Yang dilantik jumlahnya 580 Caleg terpilih dari 84 daerah pemilihan. Ada 8 partai politik yang lolos dari ambang batas masuk Parlemen atau parliamentary treshold sebesar 4 persen.
Berbeda dengan periode sebelumnya. Ada satu partai yang tidak lolos ke Senayan, yakni Partai Persatuan Pembangunan (PPP). Berdasarkan rekapitulasi Komisi Pemilihan Umum (KPU), PPP hanya meraih 5.878.777 suara atau 3,87%. Kurang 0,13 persen lagi.
Dari data KPU, hasil Pileg 2024 untuk 8 partai politik yang lolos ke Senayan: 1. PDIP: 25.387.279 suara (16,72%), 2. Partai Golkar: 23.208.654 suara (15,28%), 3. Partai Gerindra: 20.071.708 suara (13,22%), 4. PKB: 16.115.655 suara (10,61%), 5. Partai Nasdem: 14.660.516 suara (9,65%), 6. PKS: 12.781.353 suara (8,42%), 7. PAN: 10.984.003 suara (7,23%) dan 8. Partai Demokrat: 11.283.160 suara (7,43%).
Jika dikalkulasikan dengan jumlah kursi, maka, PDIP akan meraih 110 kursi DPR RI, Partai Golkar 102 kursi, Partai Gerindra mendapatkan 86 kursi, Partai Nasdem mendapat 69 kursi, PKB mendapat 68 kursi, PKS mendapat 53 kursi, PAN mendapat 48 kursi, Partai Demokrat mendapat 44 kursi DPR RI.

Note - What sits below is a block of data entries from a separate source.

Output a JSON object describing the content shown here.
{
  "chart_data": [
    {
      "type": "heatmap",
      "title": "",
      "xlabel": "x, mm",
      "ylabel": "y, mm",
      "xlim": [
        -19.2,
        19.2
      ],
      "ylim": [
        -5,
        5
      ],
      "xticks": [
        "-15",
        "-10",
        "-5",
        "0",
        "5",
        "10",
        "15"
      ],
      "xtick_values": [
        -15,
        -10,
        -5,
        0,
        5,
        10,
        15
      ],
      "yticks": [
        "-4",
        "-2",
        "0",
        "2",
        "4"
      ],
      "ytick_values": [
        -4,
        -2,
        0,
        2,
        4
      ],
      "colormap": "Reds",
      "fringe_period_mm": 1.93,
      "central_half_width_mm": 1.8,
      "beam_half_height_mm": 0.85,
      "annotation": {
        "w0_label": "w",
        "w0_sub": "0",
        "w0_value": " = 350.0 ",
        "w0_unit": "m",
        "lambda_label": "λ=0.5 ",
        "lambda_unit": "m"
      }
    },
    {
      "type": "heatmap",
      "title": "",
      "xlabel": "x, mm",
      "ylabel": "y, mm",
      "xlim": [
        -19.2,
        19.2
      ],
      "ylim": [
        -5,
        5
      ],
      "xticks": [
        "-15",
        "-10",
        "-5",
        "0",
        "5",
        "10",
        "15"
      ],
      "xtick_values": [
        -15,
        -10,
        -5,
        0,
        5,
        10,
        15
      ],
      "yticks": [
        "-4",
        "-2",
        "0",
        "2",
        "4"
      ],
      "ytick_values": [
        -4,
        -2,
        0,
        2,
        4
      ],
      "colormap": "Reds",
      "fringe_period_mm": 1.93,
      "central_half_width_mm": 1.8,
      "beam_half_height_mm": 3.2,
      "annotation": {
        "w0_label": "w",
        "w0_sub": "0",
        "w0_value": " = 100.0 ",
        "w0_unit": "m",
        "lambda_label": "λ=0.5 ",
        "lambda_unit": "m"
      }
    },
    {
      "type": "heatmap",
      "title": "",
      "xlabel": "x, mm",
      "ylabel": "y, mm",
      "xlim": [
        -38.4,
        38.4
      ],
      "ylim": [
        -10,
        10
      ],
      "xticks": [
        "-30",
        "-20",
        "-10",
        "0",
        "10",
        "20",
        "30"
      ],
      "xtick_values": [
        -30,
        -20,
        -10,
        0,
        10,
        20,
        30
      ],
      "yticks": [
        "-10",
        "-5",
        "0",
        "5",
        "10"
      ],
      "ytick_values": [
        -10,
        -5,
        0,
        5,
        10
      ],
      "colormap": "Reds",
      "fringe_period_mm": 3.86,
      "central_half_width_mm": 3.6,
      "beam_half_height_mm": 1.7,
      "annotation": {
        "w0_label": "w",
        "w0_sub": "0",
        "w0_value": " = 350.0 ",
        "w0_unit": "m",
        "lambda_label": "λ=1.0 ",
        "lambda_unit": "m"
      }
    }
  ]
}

Sebagai perbandingan, perolehan kursi di DPR untuk 9 partai politik di 2019: PDIP 128 kursi, Partai Golkar 85 kursi, Partai Gerindra 78 kursi, Partai NasDem 59 kursi, PKB 58 kursi, Partai Demokrat 54 kursi, PKS 50 kursi, PAN 44 kursi dan PPP 19 kursi.
Untuk menyongsong DPR baru 2024-2029, saya kira tidak banyak yang berubah. Infrastruktur di DPR sama saja. Tempat pelantikannya sama, gedungnya sama, tempat rapatnya juga sama. DPR hanya bersolek dan mempercantik diri alakadarnya saja. Yang membedakan hanya tantangan dan masalah yang bakal dihadapi.
Dari 580 Caleg terpilih, angka keterwakilan perempuan di Senayan semakin banyak. Berdasarkan data yang dibeberkan oleh Perkumpulan untuk Pemilu dan Demokrasi (Perludem).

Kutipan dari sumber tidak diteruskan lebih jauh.